Die Folge ist ein unsägliches Denken in Mode- und Trendkategorien, das den Kunstbetrieb infiziert hat, obwohl die Kunst diesen Simpelalltäglichkeiten eigentlich abhold sein kann.

Denn: dieses Denken ist zwar plakativ kommunizierbar, aber blind.

Jede Denkform kann ohne Probleme für sich bestehen. Jede hat eine für sich unhinterfragbare Existenzberechtigung –

Highheels und Turnschuhe bilden keinen Widerspruch in sich, sondern sind lediglich Schuhe für je grundverschiedene Anlässe.

Ich hoffe, wir alle haben diese ideologischen Trennungen überwunden.

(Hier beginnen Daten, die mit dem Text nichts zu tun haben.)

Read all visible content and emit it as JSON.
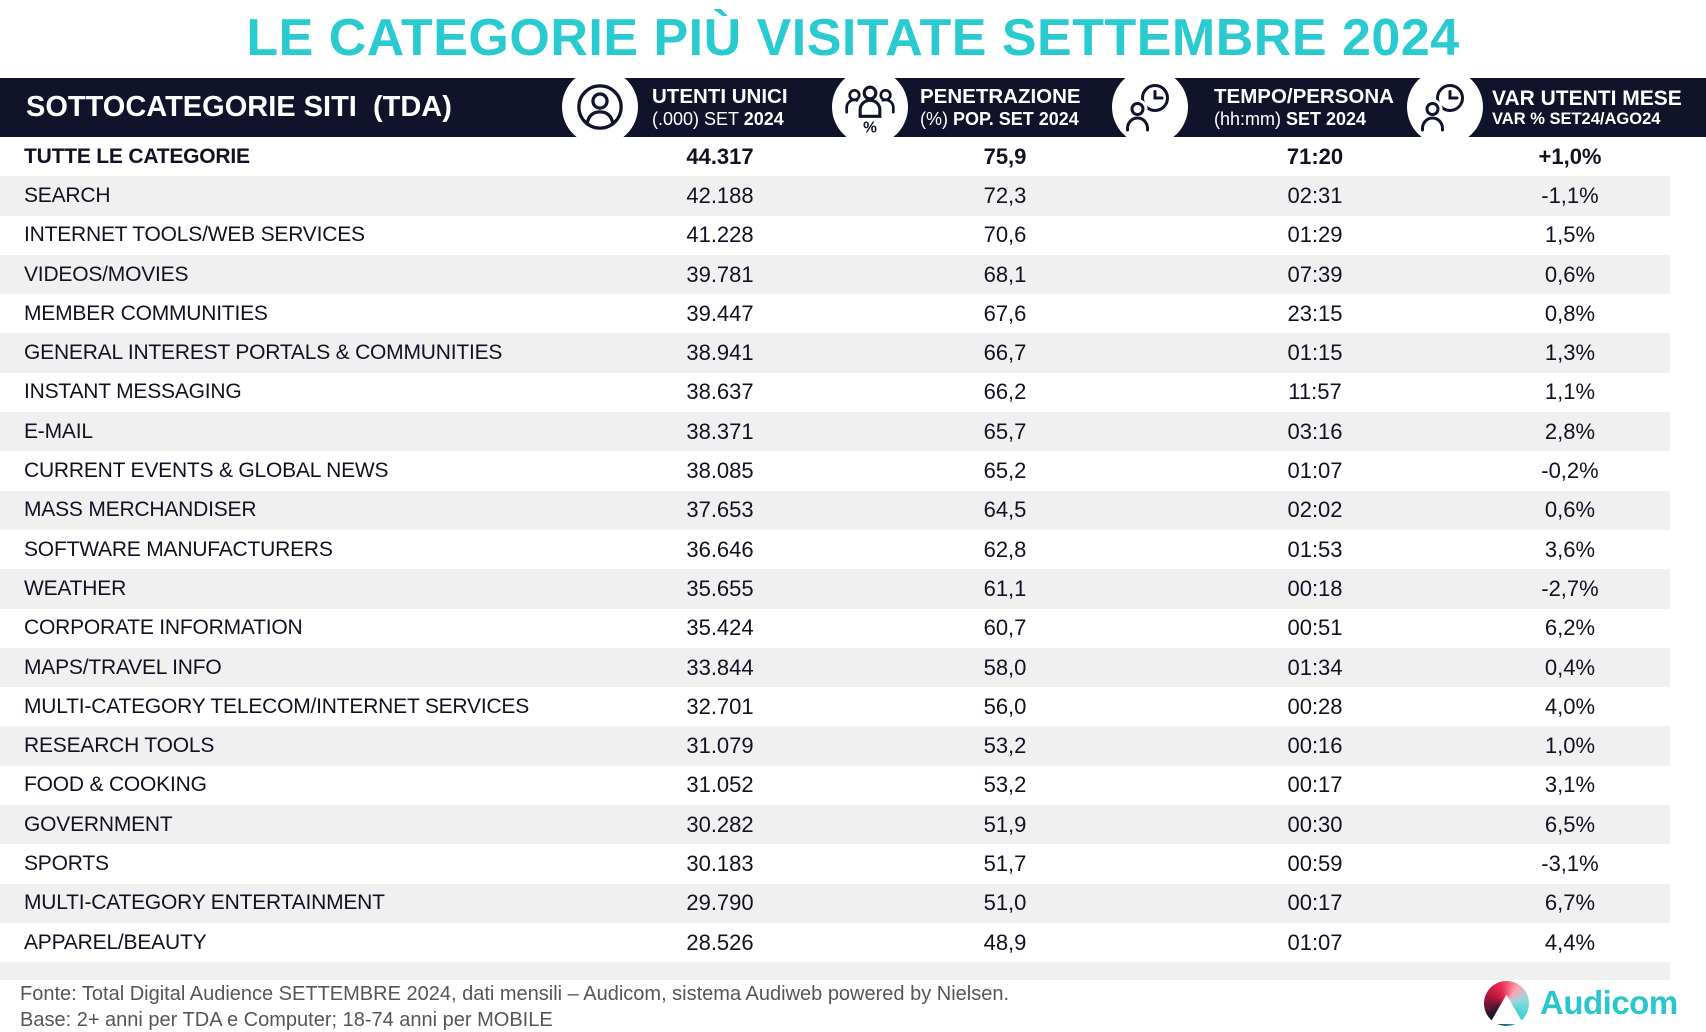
{
  "title": "LE CATEGORIE PIÙ VISITATE SETTEMBRE 2024",
  "table": {
    "row_header": "SOTTOCATEGORIE SITI  (TDA)",
    "columns": [
      {
        "icon": "user-circle-icon",
        "line1": "UTENTI UNICI",
        "line2_normal": "(.000) SET ",
        "line2_bold": "2024"
      },
      {
        "icon": "audience-percent-icon",
        "line1": "PENETRAZIONE",
        "line2_normal": "(%) ",
        "line2_bold": "POP. SET 2024"
      },
      {
        "icon": "person-clock-icon",
        "line1": "TEMPO/PERSONA",
        "line2_normal": "(hh:mm) ",
        "line2_bold": "SET 2024"
      },
      {
        "icon": "person-clock-icon",
        "line1": "VAR UTENTI MESE",
        "line2_normal": "",
        "line2_bold": "VAR % SET24/AGO24"
      }
    ],
    "rows": [
      {
        "name": "TUTTE LE CATEGORIE",
        "utenti": "44.317",
        "pen": "75,9",
        "tempo": "71:20",
        "var": "+1,0%",
        "bold": true
      },
      {
        "name": "SEARCH",
        "utenti": "42.188",
        "pen": "72,3",
        "tempo": "02:31",
        "var": "-1,1%"
      },
      {
        "name": "INTERNET TOOLS/WEB SERVICES",
        "utenti": "41.228",
        "pen": "70,6",
        "tempo": "01:29",
        "var": "1,5%"
      },
      {
        "name": "VIDEOS/MOVIES",
        "utenti": "39.781",
        "pen": "68,1",
        "tempo": "07:39",
        "var": "0,6%"
      },
      {
        "name": "MEMBER COMMUNITIES",
        "utenti": "39.447",
        "pen": "67,6",
        "tempo": "23:15",
        "var": "0,8%"
      },
      {
        "name": "GENERAL INTEREST PORTALS & COMMUNITIES",
        "utenti": "38.941",
        "pen": "66,7",
        "tempo": "01:15",
        "var": "1,3%"
      },
      {
        "name": "INSTANT MESSAGING",
        "utenti": "38.637",
        "pen": "66,2",
        "tempo": "11:57",
        "var": "1,1%"
      },
      {
        "name": "E-MAIL",
        "utenti": "38.371",
        "pen": "65,7",
        "tempo": "03:16",
        "var": "2,8%"
      },
      {
        "name": "CURRENT EVENTS & GLOBAL NEWS",
        "utenti": "38.085",
        "pen": "65,2",
        "tempo": "01:07",
        "var": "-0,2%"
      },
      {
        "name": "MASS MERCHANDISER",
        "utenti": "37.653",
        "pen": "64,5",
        "tempo": "02:02",
        "var": "0,6%"
      },
      {
        "name": "SOFTWARE MANUFACTURERS",
        "utenti": "36.646",
        "pen": "62,8",
        "tempo": "01:53",
        "var": "3,6%"
      },
      {
        "name": "WEATHER",
        "utenti": "35.655",
        "pen": "61,1",
        "tempo": "00:18",
        "var": "-2,7%"
      },
      {
        "name": "CORPORATE INFORMATION",
        "utenti": "35.424",
        "pen": "60,7",
        "tempo": "00:51",
        "var": "6,2%"
      },
      {
        "name": "MAPS/TRAVEL INFO",
        "utenti": "33.844",
        "pen": "58,0",
        "tempo": "01:34",
        "var": "0,4%"
      },
      {
        "name": "MULTI-CATEGORY TELECOM/INTERNET SERVICES",
        "utenti": "32.701",
        "pen": "56,0",
        "tempo": "00:28",
        "var": "4,0%"
      },
      {
        "name": "RESEARCH TOOLS",
        "utenti": "31.079",
        "pen": "53,2",
        "tempo": "00:16",
        "var": "1,0%"
      },
      {
        "name": "FOOD & COOKING",
        "utenti": "31.052",
        "pen": "53,2",
        "tempo": "00:17",
        "var": "3,1%"
      },
      {
        "name": "GOVERNMENT",
        "utenti": "30.282",
        "pen": "51,9",
        "tempo": "00:30",
        "var": "6,5%"
      },
      {
        "name": "SPORTS",
        "utenti": "30.183",
        "pen": "51,7",
        "tempo": "00:59",
        "var": "-3,1%"
      },
      {
        "name": "MULTI-CATEGORY ENTERTAINMENT",
        "utenti": "29.790",
        "pen": "51,0",
        "tempo": "00:17",
        "var": "6,7%"
      },
      {
        "name": "APPAREL/BEAUTY",
        "utenti": "28.526",
        "pen": "48,9",
        "tempo": "01:07",
        "var": "4,4%"
      }
    ]
  },
  "footer": {
    "line1": "Fonte: Total Digital Audience SETTEMBRE 2024, dati mensili – Audicom, sistema Audiweb powered by Nielsen.",
    "line2": "Base: 2+ anni per TDA e Computer; 18-74 anni per MOBILE",
    "logo_text": "Audicom"
  },
  "colors": {
    "accent_teal": "#29CBD1",
    "header_bg": "#11132B",
    "row_alt": "#F0F0F1",
    "footer_text": "#55565A",
    "logo_red": "#EC2C52"
  },
  "chart_data": {
    "type": "table",
    "title": "LE CATEGORIE PIÙ VISITATE SETTEMBRE 2024",
    "columns": [
      "SOTTOCATEGORIE SITI (TDA)",
      "UTENTI UNICI (.000) SET 2024",
      "PENETRAZIONE (%) POP. SET 2024",
      "TEMPO/PERSONA (hh:mm) SET 2024",
      "VAR UTENTI MESE VAR % SET24/AGO24"
    ],
    "rows": [
      [
        "TUTTE LE CATEGORIE",
        44317,
        75.9,
        "71:20",
        1.0
      ],
      [
        "SEARCH",
        42188,
        72.3,
        "02:31",
        -1.1
      ],
      [
        "INTERNET TOOLS/WEB SERVICES",
        41228,
        70.6,
        "01:29",
        1.5
      ],
      [
        "VIDEOS/MOVIES",
        39781,
        68.1,
        "07:39",
        0.6
      ],
      [
        "MEMBER COMMUNITIES",
        39447,
        67.6,
        "23:15",
        0.8
      ],
      [
        "GENERAL INTEREST PORTALS & COMMUNITIES",
        38941,
        66.7,
        "01:15",
        1.3
      ],
      [
        "INSTANT MESSAGING",
        38637,
        66.2,
        "11:57",
        1.1
      ],
      [
        "E-MAIL",
        38371,
        65.7,
        "03:16",
        2.8
      ],
      [
        "CURRENT EVENTS & GLOBAL NEWS",
        38085,
        65.2,
        "01:07",
        -0.2
      ],
      [
        "MASS MERCHANDISER",
        37653,
        64.5,
        "02:02",
        0.6
      ],
      [
        "SOFTWARE MANUFACTURERS",
        36646,
        62.8,
        "01:53",
        3.6
      ],
      [
        "WEATHER",
        35655,
        61.1,
        "00:18",
        -2.7
      ],
      [
        "CORPORATE INFORMATION",
        35424,
        60.7,
        "00:51",
        6.2
      ],
      [
        "MAPS/TRAVEL INFO",
        33844,
        58.0,
        "01:34",
        0.4
      ],
      [
        "MULTI-CATEGORY TELECOM/INTERNET SERVICES",
        32701,
        56.0,
        "00:28",
        4.0
      ],
      [
        "RESEARCH TOOLS",
        31079,
        53.2,
        "00:16",
        1.0
      ],
      [
        "FOOD & COOKING",
        31052,
        53.2,
        "00:17",
        3.1
      ],
      [
        "GOVERNMENT",
        30282,
        51.9,
        "00:30",
        6.5
      ],
      [
        "SPORTS",
        30183,
        51.7,
        "00:59",
        -3.1
      ],
      [
        "MULTI-CATEGORY ENTERTAINMENT",
        29790,
        51.0,
        "00:17",
        6.7
      ],
      [
        "APPAREL/BEAUTY",
        28526,
        48.9,
        "01:07",
        4.4
      ]
    ]
  }
}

Wir können heute die Kunst von Christan Megert genauso schätzen, akzeptieren, goutieren und lieben wie die von Markus Lüpertz!

Denn die Differenzen sind zwar FUNDAMENTAL, nicht aber QUALITATIV – Sie sind KATEGORIAL, schließen sich aber nicht gegenseitig aus:

In der einen KunstFORM wird uns vermittelt,

was ein Künstler erfahren hat und uns mitteilen möchte!

In der anderen wird uns zu erfahren gegeben, wird unserer Erfahrung überantwortet,

was der Künstler uns erfahren lassen möchte!

Wir kennen viele Bilder, die uns zeigen, wie ein Maler gesehen und was er dann gemalt hat, während beziehungsweise nachdem er in den Spiegel geschaut hat.

Wir denken an Darstellungen des Narziss, an Jan van Eyck „Arnolfinis“ oder Robert Campins Porträt im Ring.

Christian Megert gibt UNS zu sehen, was WIR sehen, wenn WIR in den Spiegel schauen!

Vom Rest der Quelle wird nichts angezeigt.